3.5. -- More generally, with reference also to any other atypical coercive measure that may in abstract terms be referred to the notion of "measures ... More generally, with reference also to any other atypical coercive measure which may in abstract terms be covered by the concept of 'measures ... necessary for the performance of expert operations', the provision censured - in which there is no specific provision as to the measures which may be adopted by the judicial authority for the performance of expert operations, referring, by a single and undifferentiated phrase, to an indeterminate series of measures, without distinguishing between those that affect and those that do not affect personal liberty and accumulating in an indistinct discipline the one and the other - presents an absolute generality of formulation and total lack of any positive specification of the cases and the ways in which it can only be considered legitimate to proceed with the coercive execution of expert assessments through the adoption, at the discretion of the judge, of measures restricting personal liberty.

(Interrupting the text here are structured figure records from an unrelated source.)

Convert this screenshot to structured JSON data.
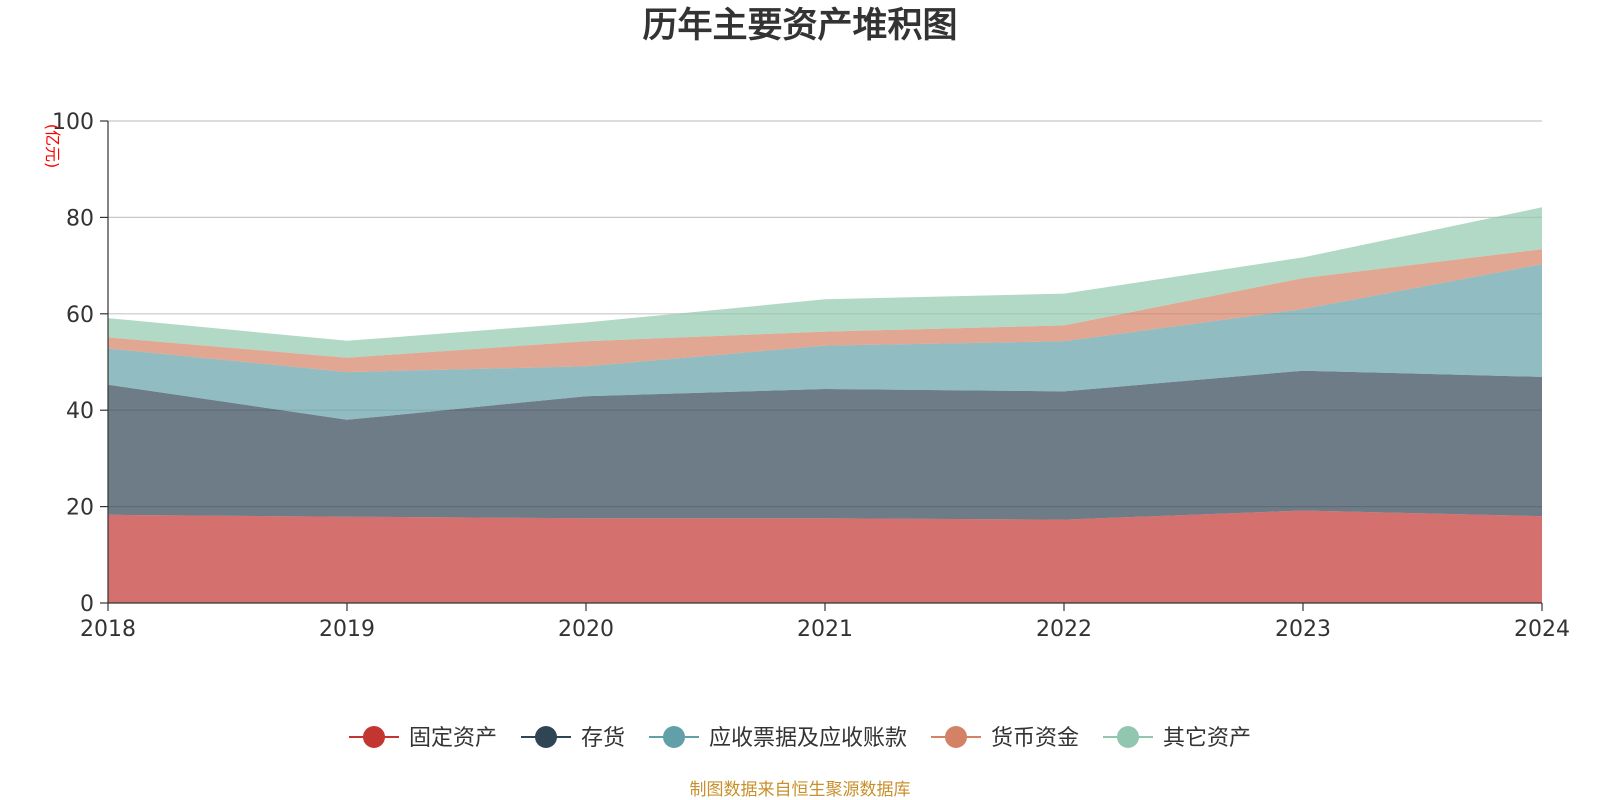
{
  "chart_data": {
    "type": "area",
    "stacked": true,
    "title": "历年主要资产堆积图",
    "ylabel": "(亿元)",
    "xlabel": "",
    "x": [
      "2018",
      "2019",
      "2020",
      "2021",
      "2022",
      "2023",
      "2024"
    ],
    "yticks": [
      "0",
      "20",
      "40",
      "60",
      "80",
      "100"
    ],
    "ylim": [
      0,
      100
    ],
    "grid": true,
    "legend_position": "bottom",
    "series": [
      {
        "name": "固定资产",
        "color": "#c23531",
        "values": [
          18.3,
          17.9,
          17.6,
          17.6,
          17.3,
          19.2,
          18.0
        ]
      },
      {
        "name": "存货",
        "color": "#2f4554",
        "values": [
          27.0,
          20.1,
          25.3,
          26.8,
          26.6,
          29.0,
          28.9
        ]
      },
      {
        "name": "应收票据及应收账款",
        "color": "#61a0a8",
        "values": [
          7.5,
          9.9,
          6.2,
          9.0,
          10.4,
          12.8,
          23.4
        ]
      },
      {
        "name": "货币资金",
        "color": "#d48265",
        "values": [
          2.3,
          3.0,
          5.2,
          2.9,
          3.3,
          6.4,
          3.1
        ]
      },
      {
        "name": "其它资产",
        "color": "#91c7ae",
        "values": [
          4.0,
          3.5,
          3.9,
          6.7,
          6.6,
          4.3,
          8.7
        ]
      }
    ]
  },
  "source": "制图数据来自恒生聚源数据库"
}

As already mentioned, there is also no specification of the type of restrictive measures that can be adopted, which accentuates - highlighting the contrast with the parameter mentioned - the absolute lack of positive indications on the "cases" and "methods".

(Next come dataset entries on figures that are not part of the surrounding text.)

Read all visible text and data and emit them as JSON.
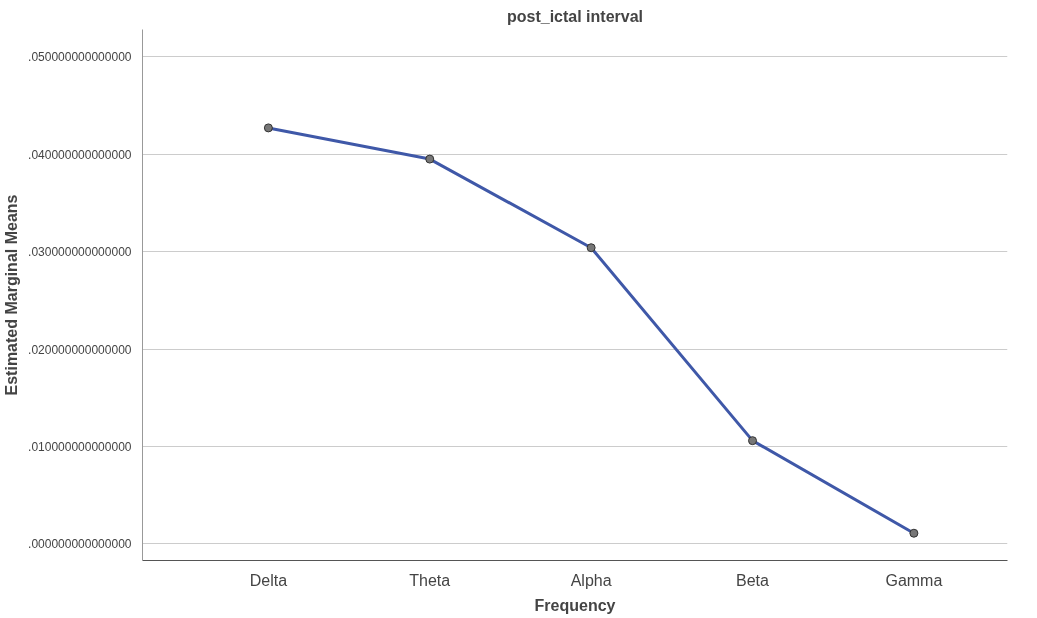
{
  "chart_data": {
    "type": "line",
    "title": "post_ictal interval",
    "xlabel": "Frequency",
    "ylabel": "Estimated Marginal Means",
    "categories": [
      "Delta",
      "Theta",
      "Alpha",
      "Beta",
      "Gamma"
    ],
    "series": [
      {
        "color": "#3f58a8",
        "values": [
          0.0427,
          0.0395,
          0.0304,
          0.0106,
          0.0011
        ]
      }
    ],
    "ylim": [
      -0.0017,
      0.0528
    ],
    "yticks": [
      {
        "value": 0,
        "label": ".000000000000000"
      },
      {
        "value": 0.01,
        "label": ".010000000000000"
      },
      {
        "value": 0.02,
        "label": ".020000000000000"
      },
      {
        "value": 0.03,
        "label": ".030000000000000"
      },
      {
        "value": 0.04,
        "label": ".040000000000000"
      },
      {
        "value": 0.05,
        "label": ".050000000000000"
      }
    ],
    "grid": "y",
    "marker": "circle",
    "line_style": "solid"
  }
}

4. -- It is therefore necessary to declare the constitutional unlawfulness of Article 224, paragraph 2 (second sentence) of the Code of Criminal Procedure, in so far as it allows measures restricting personal liberty aimed at the execution of the expert report, and in particular the coercive blood sample, without determining the type of measures that can be carried out and without specifying the cases and the ways in which they can be adopted.
It follows that - until such time as the legislature identifies the types of measures restricting personal liberty which may be ordered by the court for the purpose of permitting (even against the will of the person subjected to the examination) the performance of the expert report considered necessary for the purposes of the proceedings, and specifies the cases in which and the manner in which they may be adopted - no such measure may be ordered.
5. -- Examination of the further complaint raised by the referring court under Article 3 of the Constitution is not affected.
ON THESE GROUNDS
THE CONSTITUTIONAL COURT
The Constitutional Court declares the unconstitutionality of Article 224, paragraph 2, of the Code of Criminal Procedure in so far as it allows the judge, in the context of expert operations, to order measures which in any case affect the personal freedom of the suspect or the accused or third parties, other than those specifically provided for in the "cases" and "methods" laid down by law.
Thus decided in Rome, at the seat of the Constitutional Court, Palazzo della Consulta, on 27 June 1996.
Mauro FERRI, President
Renato GRANATA, Editor
Filed at the Court Registry on 9 July 1996.